ECLI:NL:HR:2002:AD9909
Hoge Raad
- Cassatie
- C.H.M. Jansen
- J.B. Fleers
- P.C. Kop
- A. Hammerstein
- Rechtspraak.nl
Cassatie over vordering tot betaling van achterstallig vakantiegeld en niet genoten vakantiedagen
In deze zaak heeft de Hoge Raad op 8 maart 2002 uitspraak gedaan in een cassatieprocedure. Eiser, hierna aangeduid als Kruis, had in eerste instantie een vordering ingesteld tegen verweerder, die niet verschenen was, voor de Kantonrechter te Gorinchem. De vordering betrof betaling van achterstallig vakantiegeld en niet genoten vakantiedagen, zoals vermeld in de dagvaarding. De Kantonrechter heeft op 12 april 1999 de vordering gedeeltelijk toegewezen. Eiser ging in hoger beroep bij de Rechtbank te Dordrecht, die bij tussenvonnis van 29 maart 2000 eiser tot bewijslevering toeliet. Na een enquête heeft de Rechtbank het vonnis van de Kantonrechter vernietigd en eiser veroordeeld tot betaling van de gevorderde bedragen, inclusief wettelijke rente en verhogingen, alsook buitengerechtelijke incassokosten.

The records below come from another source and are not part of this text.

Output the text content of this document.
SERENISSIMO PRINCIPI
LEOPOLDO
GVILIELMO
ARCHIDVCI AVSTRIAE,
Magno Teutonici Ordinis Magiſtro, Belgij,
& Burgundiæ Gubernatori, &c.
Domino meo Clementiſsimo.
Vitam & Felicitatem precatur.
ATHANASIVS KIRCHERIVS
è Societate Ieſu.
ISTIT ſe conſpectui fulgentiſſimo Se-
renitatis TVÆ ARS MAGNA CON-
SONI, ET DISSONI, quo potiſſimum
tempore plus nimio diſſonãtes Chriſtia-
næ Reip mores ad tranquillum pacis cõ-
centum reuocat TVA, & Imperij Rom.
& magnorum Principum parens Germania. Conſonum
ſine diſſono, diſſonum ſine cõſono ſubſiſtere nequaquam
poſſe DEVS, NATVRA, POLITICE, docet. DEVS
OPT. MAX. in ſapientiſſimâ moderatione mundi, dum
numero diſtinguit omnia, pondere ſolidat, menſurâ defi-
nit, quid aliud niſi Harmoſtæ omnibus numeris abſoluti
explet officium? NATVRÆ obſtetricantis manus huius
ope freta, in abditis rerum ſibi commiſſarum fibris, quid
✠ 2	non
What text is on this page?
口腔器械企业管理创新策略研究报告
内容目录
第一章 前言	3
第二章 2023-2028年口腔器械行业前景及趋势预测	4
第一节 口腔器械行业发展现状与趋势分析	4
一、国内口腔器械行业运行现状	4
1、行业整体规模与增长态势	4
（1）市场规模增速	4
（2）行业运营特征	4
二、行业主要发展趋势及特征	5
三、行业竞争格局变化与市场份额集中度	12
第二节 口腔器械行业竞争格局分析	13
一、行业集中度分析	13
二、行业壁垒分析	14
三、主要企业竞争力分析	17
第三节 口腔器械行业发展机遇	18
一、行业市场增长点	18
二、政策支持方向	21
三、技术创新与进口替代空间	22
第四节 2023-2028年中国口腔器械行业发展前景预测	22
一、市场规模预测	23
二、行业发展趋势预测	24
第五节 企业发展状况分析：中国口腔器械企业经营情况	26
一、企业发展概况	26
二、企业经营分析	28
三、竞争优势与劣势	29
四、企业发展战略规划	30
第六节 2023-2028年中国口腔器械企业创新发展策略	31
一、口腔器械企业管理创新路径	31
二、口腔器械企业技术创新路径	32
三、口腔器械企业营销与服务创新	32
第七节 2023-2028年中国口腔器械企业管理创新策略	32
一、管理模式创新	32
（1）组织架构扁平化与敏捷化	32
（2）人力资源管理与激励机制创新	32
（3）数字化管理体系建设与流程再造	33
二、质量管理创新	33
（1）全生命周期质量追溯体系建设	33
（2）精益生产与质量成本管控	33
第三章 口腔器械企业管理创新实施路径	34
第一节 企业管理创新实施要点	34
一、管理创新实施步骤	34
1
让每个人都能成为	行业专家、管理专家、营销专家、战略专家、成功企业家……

Eiser heeft vervolgens cassatie ingesteld tegen de vonnissen van de Rechtbank. De Hoge Raad heeft de klachten in het cassatiemiddel beoordeeld en geconcludeerd dat deze niet tot cassatie konden leiden. De Hoge Raad oordeelde dat de klachten geen nadere motivering behoefden, aangezien ze niet nopen tot beantwoording van rechtsvragen die van belang zijn voor de rechtseenheid of de rechtsontwikkeling. De Hoge Raad heeft het beroep verworpen en eiser veroordeeld in de kosten van het geding in cassatie, die aan de zijde van verweerder op nihil zijn begroot.
Deze uitspraak bevestigt de eerdere beslissingen van de lagere rechters en onderstreept het belang van de rechtsontwikkeling in het civiele recht, met name in zaken die betrekking hebben op arbeidsrechtelijke vorderingen zoals vakantiegeld en niet genoten vakantiedagen.